Не будем забывать, что НАТО — инструмент не столько коллективный, сколько ориентированный на одну ведущую державу (модель ХХ века). Россия не является потребителем услуг Соединенных Штатов в сфере безопасности, зато имеет с Америкой равноправные договоры (что еще раз продемонстрировало заключение нового ДСНВ). Но почему бы тогда России не обсуждать вопросы безопасности с теми, для кого они действительно важны, — с США, а в перспективе и с Китаем, в том числе в трехстороннем формате? С европейцами же говорить на иные темы, имеющие большее отношение не к Евро-Атлантике, а к Европе («четыре пространства» и т. п.)?

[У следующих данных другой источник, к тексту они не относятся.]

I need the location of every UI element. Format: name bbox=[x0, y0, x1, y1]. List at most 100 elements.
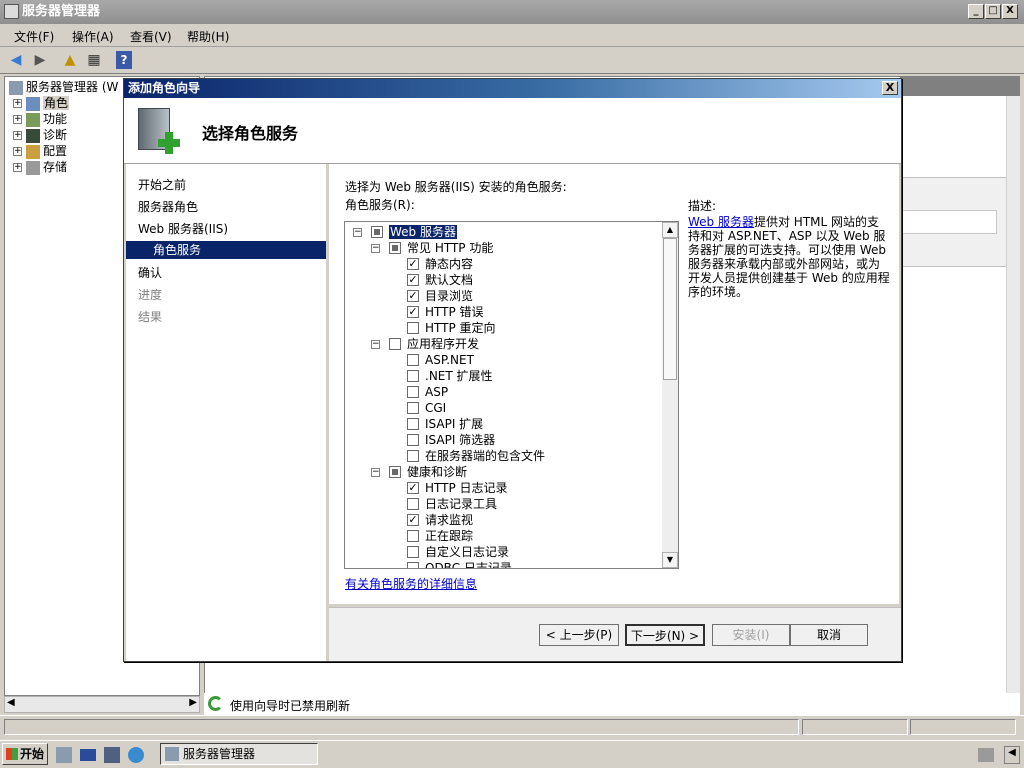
service-checkbox[interactable] bbox=[407, 449, 419, 462]
tree-item-roles[interactable]: + 角色 bbox=[13, 95, 70, 111]
expand-icon[interactable]: + bbox=[13, 131, 22, 140]
service-checkbox[interactable]: ✓ bbox=[407, 273, 419, 286]
service-checkbox[interactable] bbox=[407, 497, 419, 510]
list-vertical-scrollbar[interactable]: ▲ ▼ bbox=[662, 222, 678, 568]
service-checkbox[interactable] bbox=[407, 353, 419, 366]
service-checkbox[interactable] bbox=[389, 337, 401, 350]
show-desktop-icon[interactable] bbox=[80, 749, 96, 761]
back-arrow-icon[interactable]: ◀ bbox=[6, 51, 26, 69]
tree-item-diagnostics[interactable]: + 诊断 bbox=[13, 127, 67, 143]
menu-action[interactable]: 操作(A) bbox=[72, 28, 114, 45]
windows-logo-icon bbox=[6, 748, 18, 760]
service-checkbox[interactable]: ✓ bbox=[407, 289, 419, 302]
scroll-right-icon[interactable]: ▶ bbox=[189, 697, 197, 708]
step-web-server-iis[interactable]: Web 服务器(IIS) bbox=[138, 220, 228, 238]
scroll-down-icon[interactable]: ▼ bbox=[662, 552, 678, 568]
service-checkbox[interactable] bbox=[407, 529, 419, 542]
next-button[interactable]: 下一步(N) > bbox=[625, 624, 705, 646]
menu-view[interactable]: 查看(V) bbox=[130, 28, 172, 45]
service-checkbox[interactable] bbox=[407, 545, 419, 558]
powershell-icon[interactable] bbox=[104, 747, 120, 763]
collapse-icon[interactable]: − bbox=[371, 244, 380, 253]
role-service-item[interactable]: 在服务器端的包含文件 bbox=[407, 448, 545, 464]
dialog-close-button[interactable]: X bbox=[882, 81, 898, 95]
more-info-link[interactable]: 有关角色服务的详细信息 bbox=[345, 575, 477, 592]
role-service-item[interactable]: 正在跟踪 bbox=[407, 528, 473, 544]
role-service-item[interactable]: − 健康和诊断 bbox=[371, 464, 467, 480]
scroll-left-icon[interactable]: ◀ bbox=[7, 697, 15, 708]
expand-icon[interactable]: + bbox=[13, 147, 22, 156]
start-button[interactable]: 开始 bbox=[2, 743, 48, 765]
tree-root[interactable]: 服务器管理器 (W bbox=[9, 79, 118, 95]
service-checkbox[interactable] bbox=[407, 385, 419, 398]
service-checkbox[interactable] bbox=[407, 369, 419, 382]
service-checkbox[interactable]: ✓ bbox=[407, 305, 419, 318]
role-service-item[interactable]: ✓ HTTP 日志记录 bbox=[407, 480, 508, 496]
role-service-item[interactable]: ✓ 静态内容 bbox=[407, 256, 473, 272]
collapse-icon[interactable]: − bbox=[371, 340, 380, 349]
role-service-item[interactable]: HTTP 重定向 bbox=[407, 320, 496, 336]
details-scrollbar[interactable] bbox=[1006, 96, 1020, 696]
service-checkbox[interactable] bbox=[407, 561, 419, 568]
close-button[interactable]: X bbox=[1002, 4, 1018, 19]
expand-icon[interactable]: + bbox=[13, 99, 22, 108]
role-service-item[interactable]: ✓ 请求监视 bbox=[407, 512, 473, 528]
service-checkbox[interactable]: ✓ bbox=[407, 513, 419, 526]
up-folder-icon[interactable]: ▲ bbox=[60, 51, 80, 69]
role-service-item[interactable]: 自定义日志记录 bbox=[407, 544, 509, 560]
taskbar-item-server-manager[interactable]: 服务器管理器 bbox=[160, 743, 318, 765]
tree-item-configuration[interactable]: + 配置 bbox=[13, 143, 67, 159]
service-checkbox[interactable]: ✓ bbox=[407, 257, 419, 270]
description-link[interactable]: Web 服务器 bbox=[688, 215, 754, 229]
step-confirmation[interactable]: 确认 bbox=[138, 264, 162, 282]
minimize-button[interactable]: _ bbox=[968, 4, 984, 19]
menu-file[interactable]: 文件(F) bbox=[14, 28, 54, 45]
scroll-thumb[interactable] bbox=[663, 238, 677, 380]
tree-item-storage[interactable]: + 存储 bbox=[13, 159, 67, 175]
service-checkbox[interactable] bbox=[407, 417, 419, 430]
help-icon[interactable]: ? bbox=[116, 51, 132, 69]
expand-icon[interactable]: + bbox=[13, 163, 22, 172]
role-service-item[interactable]: .NET 扩展性 bbox=[407, 368, 493, 384]
service-checkbox[interactable] bbox=[407, 433, 419, 446]
role-service-item[interactable]: ASP.NET bbox=[407, 352, 474, 368]
service-checkbox[interactable]: ✓ bbox=[407, 481, 419, 494]
cancel-button[interactable]: 取消 bbox=[790, 624, 868, 646]
step-server-roles[interactable]: 服务器角色 bbox=[138, 198, 198, 216]
role-service-item[interactable]: ISAPI 筛选器 bbox=[407, 432, 495, 448]
service-checkbox[interactable] bbox=[389, 465, 401, 478]
role-service-item[interactable]: ASP bbox=[407, 384, 448, 400]
role-service-item[interactable]: ✓ 目录浏览 bbox=[407, 288, 473, 304]
role-service-item[interactable]: ✓ HTTP 错误 bbox=[407, 304, 484, 320]
forward-arrow-icon[interactable]: ▶ bbox=[30, 51, 50, 69]
tree-horizontal-scrollbar[interactable]: ◀ ▶ bbox=[4, 696, 200, 713]
internet-explorer-icon[interactable] bbox=[128, 747, 144, 763]
role-service-item[interactable]: ODBC 日志记录 bbox=[407, 560, 512, 568]
collapse-icon[interactable]: − bbox=[371, 468, 380, 477]
role-service-item[interactable]: ISAPI 扩展 bbox=[407, 416, 483, 432]
role-service-item[interactable]: CGI bbox=[407, 400, 446, 416]
maximize-button[interactable]: □ bbox=[985, 4, 1001, 19]
menu-help[interactable]: 帮助(H) bbox=[187, 28, 229, 45]
service-checkbox[interactable] bbox=[407, 401, 419, 414]
service-checkbox[interactable] bbox=[371, 225, 383, 238]
scroll-up-icon[interactable]: ▲ bbox=[662, 222, 678, 238]
show-hide-tree-icon[interactable]: ▦ bbox=[84, 51, 104, 69]
service-checkbox[interactable] bbox=[407, 321, 419, 334]
step-before-you-begin[interactable]: 开始之前 bbox=[138, 176, 186, 194]
service-checkbox[interactable] bbox=[389, 241, 401, 254]
step-role-services[interactable]: 角色服务 bbox=[126, 241, 326, 259]
role-service-item[interactable]: 日志记录工具 bbox=[407, 496, 497, 512]
expand-icon[interactable]: + bbox=[13, 115, 22, 124]
role-service-item[interactable]: ✓ 默认文档 bbox=[407, 272, 473, 288]
server-manager-quicklaunch-icon[interactable] bbox=[56, 747, 72, 763]
collapse-icon[interactable]: − bbox=[353, 228, 362, 237]
tree-item-features[interactable]: + 功能 bbox=[13, 111, 67, 127]
tray-scroll-icon[interactable]: ◀ bbox=[1004, 746, 1020, 764]
tray-network-icon[interactable] bbox=[978, 748, 994, 762]
role-service-item[interactable]: − 常见 HTTP 功能 bbox=[371, 240, 493, 256]
role-service-item[interactable]: − 应用程序开发 bbox=[371, 336, 479, 352]
role-services-list[interactable]: − Web 服务器 − 常见 HTTP 功能 ✓ 静态内容 ✓ 默认文档 ✓ 目录浏览 ✓ HTTP … bbox=[344, 221, 679, 569]
previous-button[interactable]: < 上一步(P) bbox=[539, 624, 619, 646]
role-service-item[interactable]: − Web 服务器 bbox=[353, 224, 457, 240]
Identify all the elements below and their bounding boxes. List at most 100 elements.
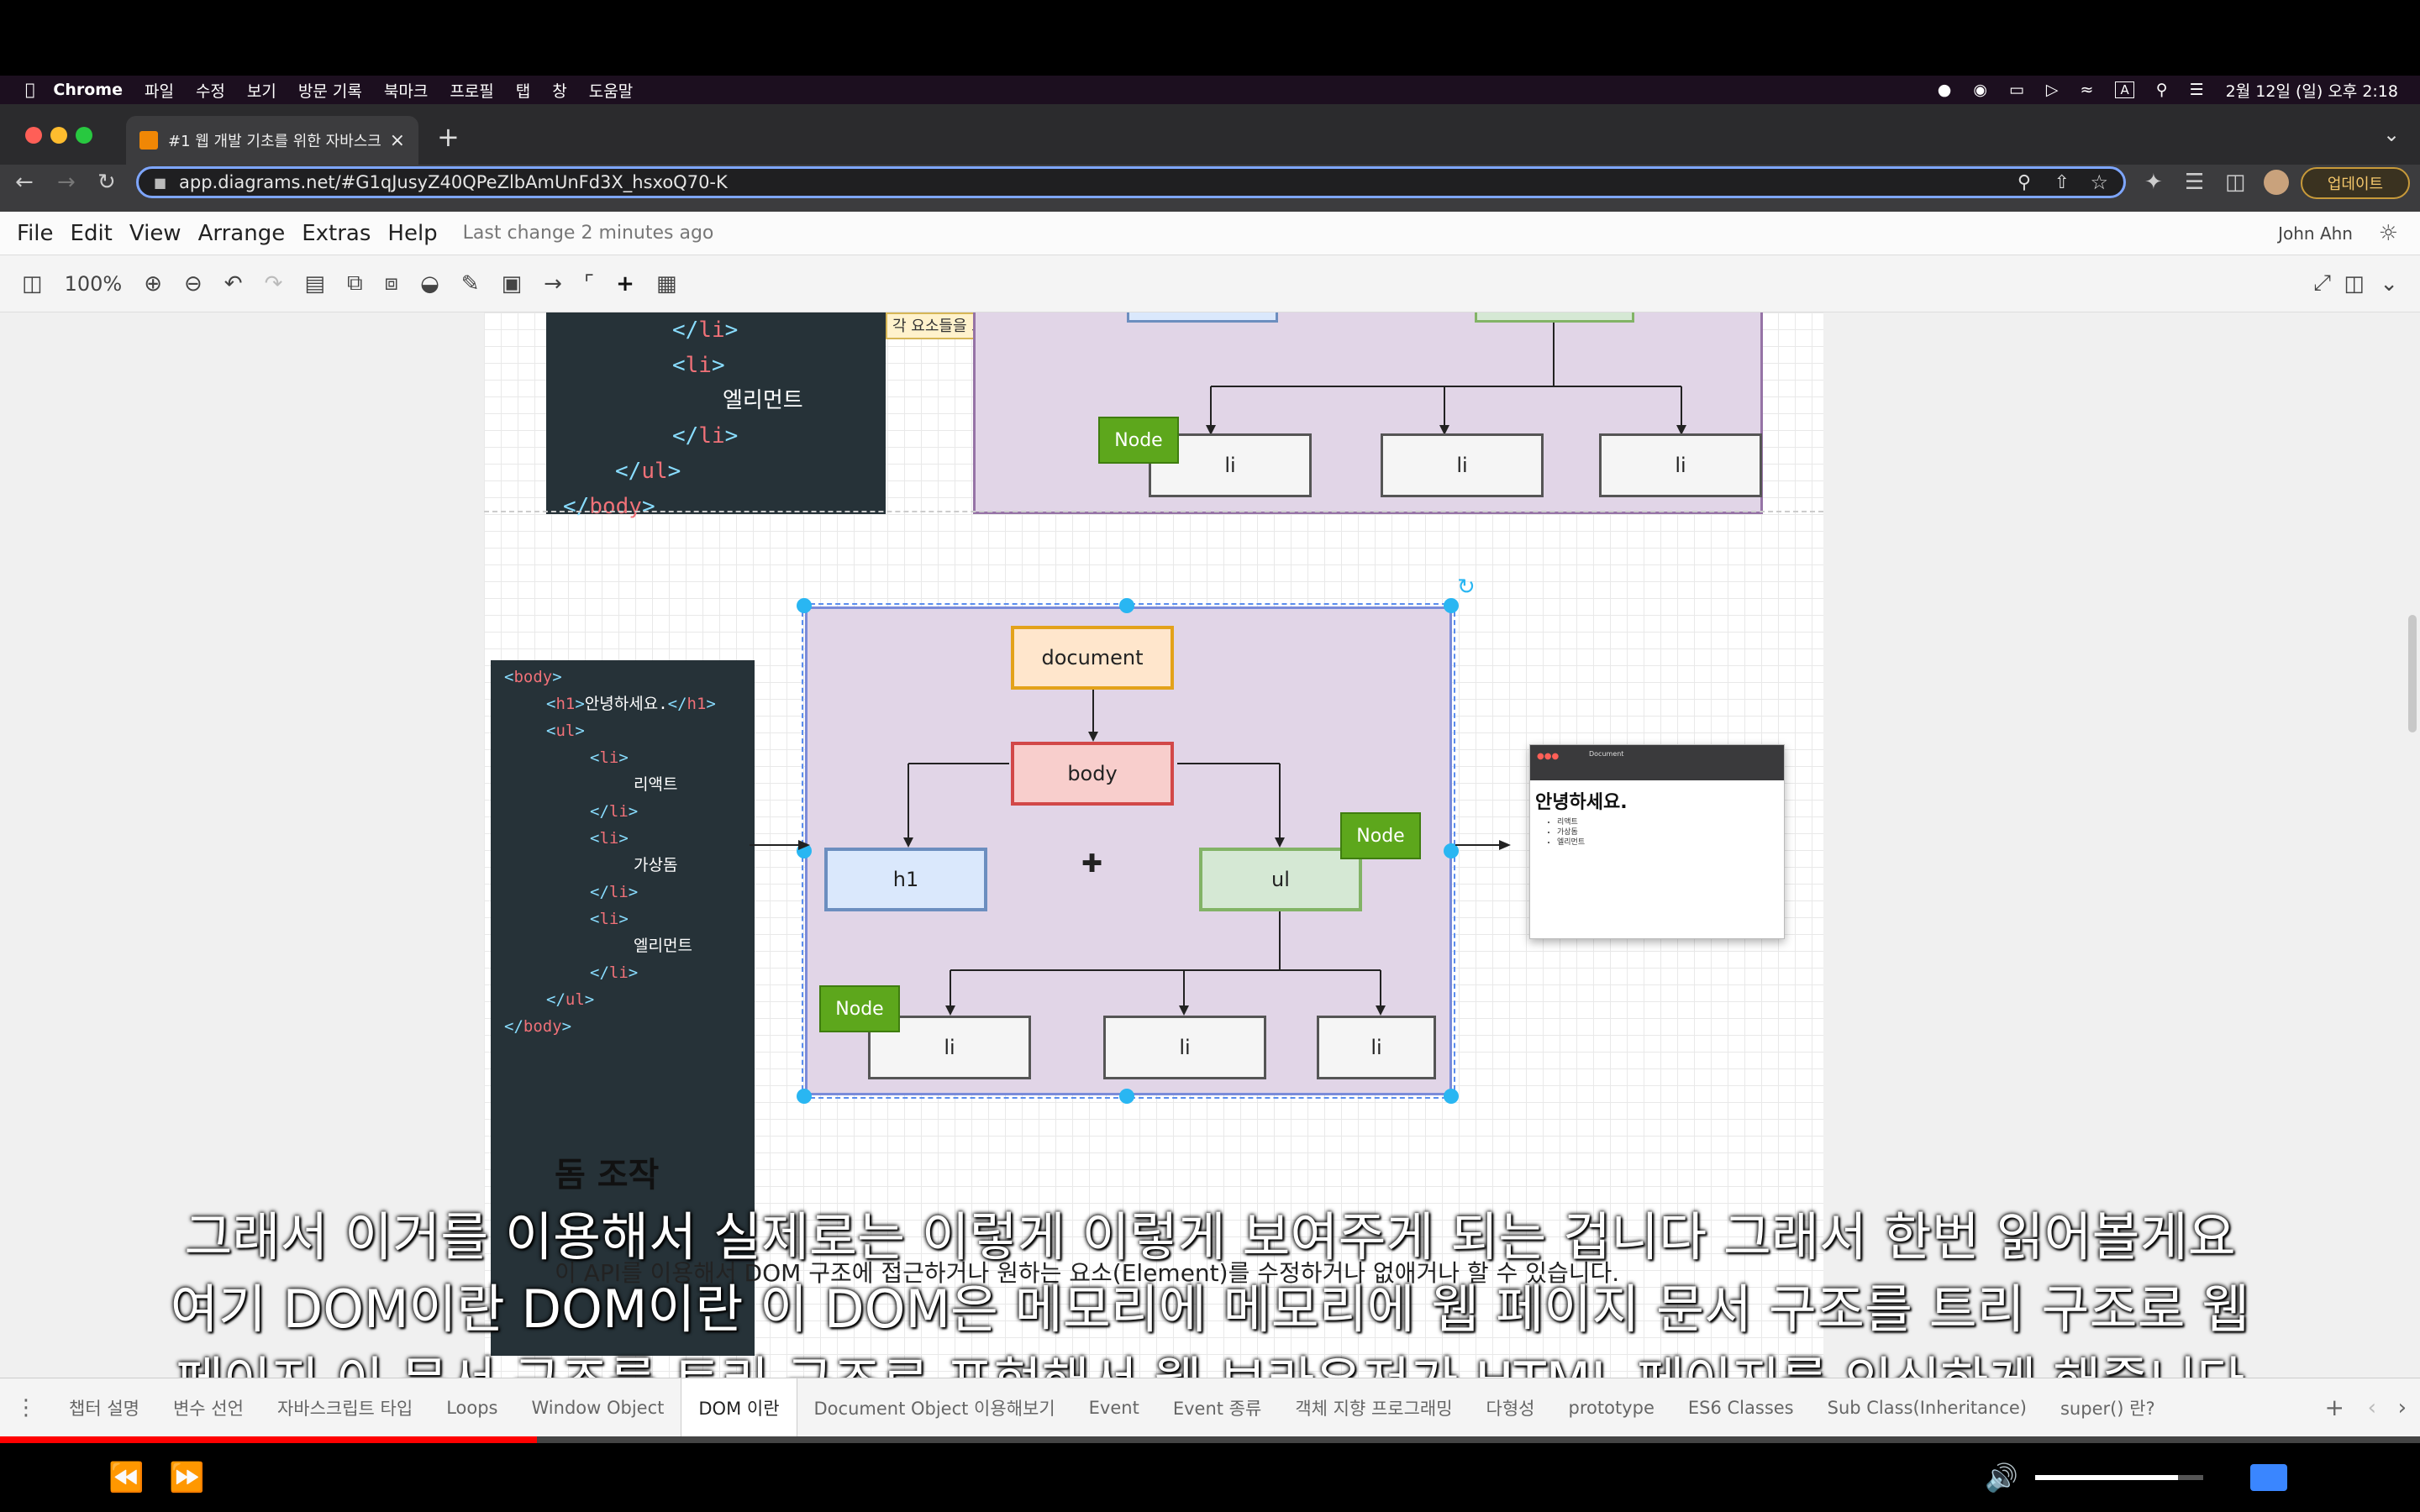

В-четвертых , актуально-политический (тактический) аспект отношений с НАТО. С одной стороны, он отягощен проблемами новейшей истории — расширение вопреки договоренностям с последним советским руководством, действия против Югославии вплоть до военных атак и отделения Косово, «перетягивание» Украины, кавказский конфликт августа 2008 г. и проблема «непризнания признания» новых республик. С другой стороны, появился ряд тем, где Россия и НАТО начинают успешно взаимодействовать и дорожат этим позитивным опытом (достаточно вспомнить совместную разработку систем дистанционного обнаружения взрывчатки под одеждой террористов). Потенциал для сближения открывается весьма значительный, однако он постоянно будет упираться в «негативное досье» существующих разногласий. Но можно рассматривать ситуацию как тупик или шлагбаум, а можно — как пока неизбежные тактические разногласия, которые, скорее, родом из прошлого, чем из будущего.

Наконец, не менее важен аспект перспективный (стратегический) — куда дрейфует альянс, сохранит ли он свою однородность, региональную атлантическую привязку? Как он предполагает строить отношения с другими державами — Китаем, Ираном, развивающимися странами? Сведется ли его миссия в будущем преимущественно к защите привычного для западного человека уровня потребления и выгодного Западу глобального распределения ресурсов (хоть и под демократическими лозунгами), что неминуемо приведет к возникновению ситуации «НАТО против остального мира»? Останется ли сам Запад единым в среднесрочной перспективе — во что выльется активное взаимодействие Соединенных Штатов с КНР, устоит ли Евросоюз перед волнами кризисов, не попадут ли азиатские союзники НАТО в геополитическую «воронку» китайской мощи?

Возможны, разумеется, и другие нюансы при рассмотрении всего комплекса взаимоотношений России с альянсом и Западом в целом (экономический, психологический и проч.). Но, как представляется, именно вышеперечисленные вопросы требуют внимательного осмысления, ибо они существенно повлияют на позиции России относительно НАТО настоящего и будущего.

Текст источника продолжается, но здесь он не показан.